A portaria original ainda
previa que Coordenação de Aperfeiçoamento de Pessoal de Nível Superior (Capes)
elaborasse censo discente da pós-graduação, para verificar o perfil dos alunos,
e fosse criado um grupo de trabalho dentro do MEC para acompanhar a implantação
das ações previstas na portaria.
Em nota à Agência Brasil, o
Ministério da Educação assinala que a Portaria nº 13/2016 “foi revogada com
base no artigo 8º, do Decreto nº 10.139/2019”, que obriga a anulação de normas
“cujos efeitos tenham se exaurido no tempo”. Na nota, o MEC acrescenta que
a Lei nº 12.711/2012, em
vigor, prevê a concessão de cotas e ações afirmativas exclusivamente para
cursos de graduação.
De acordo com o IBGE, os
estudantes negros (pretos e pardos) são maioria nas instituições de ensino
superior federais, estaduais e/ou municipais. Conforme os dados da pesquisa
Desigualdades Sociais por Cor ou Raça no BrasilUniversidade de, divulgada no
ano passado, o Brasil tinha mais de 1,14 milhão de estudantes autodeclarados
pretos e pardos em 2018, enquanto os brancos ocupavam 1,05 milhão de vagas,
respectivamente, 50,3% e 48,2% dos matriculados na rede pública
(total de dos mais de 2,19 milhões de brasileiros).

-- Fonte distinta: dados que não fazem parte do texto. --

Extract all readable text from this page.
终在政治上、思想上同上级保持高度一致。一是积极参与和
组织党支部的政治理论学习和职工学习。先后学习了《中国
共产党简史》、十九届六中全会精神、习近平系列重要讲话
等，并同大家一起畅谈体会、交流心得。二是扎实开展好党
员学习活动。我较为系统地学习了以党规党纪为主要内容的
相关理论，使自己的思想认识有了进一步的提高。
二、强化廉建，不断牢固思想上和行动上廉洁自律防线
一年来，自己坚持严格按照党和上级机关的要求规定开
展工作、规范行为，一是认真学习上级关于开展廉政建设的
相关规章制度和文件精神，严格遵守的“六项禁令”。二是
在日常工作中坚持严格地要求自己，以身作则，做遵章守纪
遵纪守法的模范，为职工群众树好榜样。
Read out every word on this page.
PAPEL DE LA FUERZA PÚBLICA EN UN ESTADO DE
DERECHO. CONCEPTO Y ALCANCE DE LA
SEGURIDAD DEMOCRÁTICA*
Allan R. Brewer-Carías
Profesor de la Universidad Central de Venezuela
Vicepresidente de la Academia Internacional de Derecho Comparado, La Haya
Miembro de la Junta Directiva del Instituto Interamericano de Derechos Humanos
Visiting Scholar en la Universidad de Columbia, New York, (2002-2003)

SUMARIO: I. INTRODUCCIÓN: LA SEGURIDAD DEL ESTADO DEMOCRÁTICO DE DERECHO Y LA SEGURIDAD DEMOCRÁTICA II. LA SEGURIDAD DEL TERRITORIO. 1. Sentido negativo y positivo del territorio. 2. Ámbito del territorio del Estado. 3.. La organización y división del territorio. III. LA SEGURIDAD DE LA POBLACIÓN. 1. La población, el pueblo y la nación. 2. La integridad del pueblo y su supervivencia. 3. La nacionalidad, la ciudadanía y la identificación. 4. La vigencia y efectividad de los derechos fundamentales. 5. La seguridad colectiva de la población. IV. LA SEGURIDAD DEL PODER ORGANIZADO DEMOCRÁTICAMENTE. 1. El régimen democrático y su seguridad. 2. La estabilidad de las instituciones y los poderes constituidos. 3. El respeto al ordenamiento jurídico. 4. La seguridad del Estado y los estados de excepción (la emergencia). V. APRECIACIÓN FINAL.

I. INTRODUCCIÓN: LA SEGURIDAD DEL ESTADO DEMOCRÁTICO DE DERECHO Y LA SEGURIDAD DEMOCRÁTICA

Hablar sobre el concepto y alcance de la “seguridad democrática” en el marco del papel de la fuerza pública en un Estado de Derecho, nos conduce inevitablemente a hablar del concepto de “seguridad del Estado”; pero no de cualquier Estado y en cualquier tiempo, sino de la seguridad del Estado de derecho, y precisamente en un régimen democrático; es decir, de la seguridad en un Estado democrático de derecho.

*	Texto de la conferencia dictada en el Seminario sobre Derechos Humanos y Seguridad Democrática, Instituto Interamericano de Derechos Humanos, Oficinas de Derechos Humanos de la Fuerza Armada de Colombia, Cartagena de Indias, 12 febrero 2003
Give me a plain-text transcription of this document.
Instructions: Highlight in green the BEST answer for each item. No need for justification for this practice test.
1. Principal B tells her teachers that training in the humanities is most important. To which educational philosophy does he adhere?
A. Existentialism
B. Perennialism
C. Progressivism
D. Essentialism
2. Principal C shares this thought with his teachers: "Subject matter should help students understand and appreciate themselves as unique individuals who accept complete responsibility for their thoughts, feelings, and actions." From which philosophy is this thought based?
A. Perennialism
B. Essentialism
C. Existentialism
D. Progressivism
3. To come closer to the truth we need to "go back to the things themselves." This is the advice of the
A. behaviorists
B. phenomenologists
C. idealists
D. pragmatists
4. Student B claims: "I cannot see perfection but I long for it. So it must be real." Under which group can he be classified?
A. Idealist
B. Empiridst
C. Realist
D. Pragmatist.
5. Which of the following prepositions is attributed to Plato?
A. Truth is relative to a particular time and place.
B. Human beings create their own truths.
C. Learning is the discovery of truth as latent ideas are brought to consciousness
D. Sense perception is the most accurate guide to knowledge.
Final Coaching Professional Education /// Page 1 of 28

Segundo o Mapa das Ações Afirmativas, elaborado
pela Universidade Estadual do Rio de Janeiro, em todos os estados
brasileiros há universidades adotando programas de cotas raciais ou sociais.
Repercussões
Para professores e
especialistas ouvidos pela reportagem, a revogação da portaria feita pelo MEC
tem caráter “simbólico”, mas é “inócua”. “As universidades têm autonomia
para tomar determinadas decisões e não precisam estar atrelada a uma portaria
do MEC”, lembra Nelson Inocêncio, doutor em artes, professor do Departamento de
Artes da Universidade de Brasília (UnB), um dos poucos docentes negros da
instituição.
“As universidades e
institutos não precisam do MEC para dar continuidade a essas políticas”,
concorda André Lázaro, ex-secretário de Educação Continuada, Alfabetização e
Diversidade do MEC, hoje diretor de Políticas Públicas da Fundação
Santillana. Lázaro também é pesquisador da Flacso, onde editou a
coleção de estudos afirmativos. Em sua opinião, com a portaria o MEC “esvazia
seu papel de coordenar as políticas educacionais brasileiras".
Em nota, a reitora da
UnB, Márcia Abrahão Moura, assinala que “não haverá impacto prático da medida
na instituição”. A UnB foi uma das primeiras universidades a adotar políticas
afirmativas no país.
A reitora lembra que
recentemente a universidade aprovou política para ampliar a presença de negros,
indígenas e quilombolas nos cursos de mestrado e doutorado. “Serão destinadas
20% das vagas de cada edital para candidatos negros. Para indígenas e
quilombolas, será criada ao menos uma vaga adicional, para cada um dos perfis,
em todas as seleções dos programas de pós-graduação stricto sensu”. As regras
passam a valer para ingressos a partir do primeiro semestre de 2021.
Entidades que combatem
o racismo e defendem políticas afirmativas prometem entrar na Justiça para
sustar a portaria. Esse é o caso da Coalizão Negra por Direitos, que em
parceria com o Coletivo de Advocacia Estratégica em Direitos Humanos (Cadhu)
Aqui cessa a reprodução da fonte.